In high school sexual discussions were about abstinence and “saving yourself” for marriage. We were encouraged to wear purity rings or fill out certificates. Our youth leaders put a tremendous amount of pressure on us girls to “keep the men in line” and “just say ‘no.'” Men were referred to as “light switches” and women “as curling irons.” I like the second episode of the first season of Glee when Rachel says, “You want to know a dirty little secret they don’t want you to know. Girls want sex just as much as boys do.”
I appreciated our teachers and youth leaders’ intentions.
But I went into marriage as so many Christian women do–ignorant.
The first thing us women need to know about sex is simply is: It’s for you too.
It’s for your pleasure and your enjoyment. It helps you be closer to your man in a way no other person on this earth can. It’s a way to connect on an physical, emotional, spiritual level beyond what you will share with anyone else.

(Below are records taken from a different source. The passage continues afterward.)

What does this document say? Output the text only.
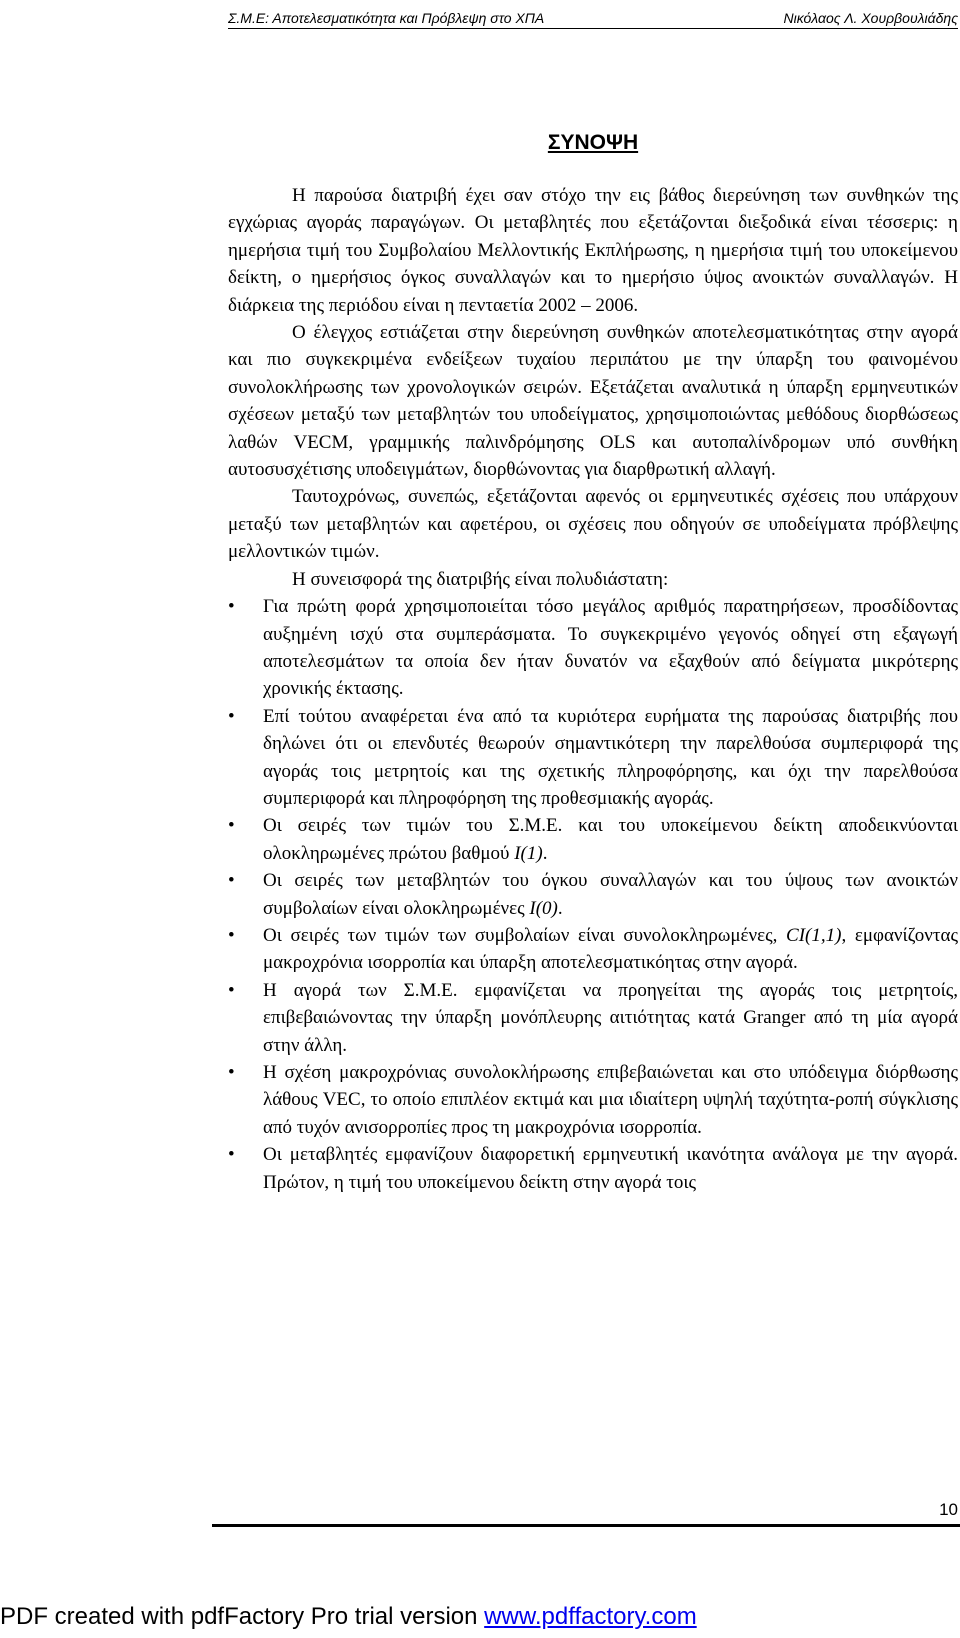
Σ.Μ.Ε: Αποτελεσματικότητα και Πρόβλεψη στο ΧΠΑ	Νικόλαος Λ. Χουρβουλιάδης
ΣΥΝΟΨΗ

Η παρούσα διατριβή έχει σαν στόχο την εις βάθος διερεύνηση των συνθηκών της εγχώριας αγοράς παραγώγων. Οι μεταβλητές που εξετάζονται διεξοδικά είναι τέσσερις: η ημερήσια τιμή του Συμβολαίου Μελλοντικής Εκπλήρωσης, η ημερήσια τιμή του υποκείμενου δείκτη, ο ημερήσιος όγκος συναλλαγών και το ημερήσιο ύψος ανοικτών συναλλαγών. Η διάρκεια της περιόδου είναι η πενταετία 2002 – 2006.

Ο έλεγχος εστιάζεται στην διερεύνηση συνθηκών αποτελεσματικότητας στην αγορά και πιο συγκεκριμένα ενδείξεων τυχαίου περιπάτου με την ύπαρξη του φαινομένου συνολοκλήρωσης των χρονολογικών σειρών. Εξετάζεται αναλυτικά η ύπαρξη ερμηνευτικών σχέσεων μεταξύ των μεταβλητών του υποδείγματος, χρησιμοποιώντας μεθόδους διορθώσεως λαθών VECM, γραμμικής παλινδρόμησης OLS και αυτοπαλίνδρομων υπό συνθήκη αυτοσυσχέτισης υποδειγμάτων, διορθώνοντας για διαρθρωτική αλλαγή.

Ταυτοχρόνως, συνεπώς, εξετάζονται αφενός οι ερμηνευτικές σχέσεις που υπάρχουν μεταξύ των μεταβλητών και αφετέρου, οι σχέσεις που οδηγούν σε υποδείγματα πρόβλεψης μελλοντικών τιμών.

Η συνεισφορά της διατριβής είναι πολυδιάστατη:

•	Για πρώτη φορά χρησιμοποιείται τόσο μεγάλος αριθμός παρατηρήσεων, προσδίδοντας αυξημένη ισχύ στα συμπεράσματα. Το συγκεκριμένο γεγονός οδηγεί στη εξαγωγή αποτελεσμάτων τα οποία δεν ήταν δυνατόν να εξαχθούν από δείγματα μικρότερης χρονικής έκτασης.
•	Επί τούτου αναφέρεται ένα από τα κυριότερα ευρήματα της παρούσας διατριβής που δηλώνει ότι οι επενδυτές θεωρούν σημαντικότερη την παρελθούσα συμπεριφορά της αγοράς τοις μετρητοίς και της σχετικής πληροφόρησης, και όχι την παρελθούσα συμπεριφορά και πληροφόρηση της προθεσμιακής αγοράς.
•	Οι σειρές των τιμών του Σ.Μ.Ε. και του υποκείμενου δείκτη αποδεικνύονται ολοκληρωμένες πρώτου βαθμού I(1).
•	Οι σειρές των μεταβλητών του όγκου συναλλαγών και του ύψους των ανοικτών συμβολαίων είναι ολοκληρωμένες I(0).
•	Οι σειρές των τιμών των συμβολαίων είναι συνολοκληρωμένες, CI(1,1), εμφανίζοντας μακροχρόνια ισορροπία και ύπαρξη αποτελεσματικόητας στην αγορά.
•	Η αγορά των Σ.Μ.Ε. εμφανίζεται να προηγείται της αγοράς τοις μετρητοίς, επιβεβαιώνοντας την ύπαρξη μονόπλευρης αιτιότητας κατά Granger από τη μία αγορά στην άλλη.
•	Η σχέση μακροχρόνιας συνολοκλήρωσης επιβεβαιώνεται και στο υπόδειγμα διόρθωσης λάθους VEC, το οποίο επιπλέον εκτιμά και μια ιδιαίτερη υψηλή ταχύτητα-ροπή σύγκλισης από τυχόν ανισορροπίες προς τη μακροχρόνια ισορροπία.
•	Οι μεταβλητές εμφανίζουν διαφορετική ερμηνευτική ικανότητα ανάλογα με την αγορά. Πρώτον, η τιμή του υποκείμενου δείκτη στην αγορά τοις
10
PDF created with pdfFactory Pro trial version www.pdffactory.com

If you are not enjoying it, please do not think there is something mechanically or mentally wrong with you. The vulnerability of sex might be difficult for you and it might be necessary to talk to your spouse or a counselor about this. You might not even know what you like and what triggers your ultimate pleasure. It may take time (and some creativity and spontaneity) to discover that. If you are too tired or exhausted, you might need to communicate to your spouse you need more help around the house, time away from the kids, or intimacy at a different time of day (there is no rule you have to be intimate right before bed–sometimes for young parents this is the worst time of day).
The truth is if you are holding back, your spouse is missing out. Not only that, but you are too. I believe that is not God’s intention for sexual pleasure. He created sex between a husband and wife NOT just for reproduction, but to create a closeness that cannot be mimicked in any other relationship. My prayers are we wives, can be the best we can be–outside the bedroom and in it.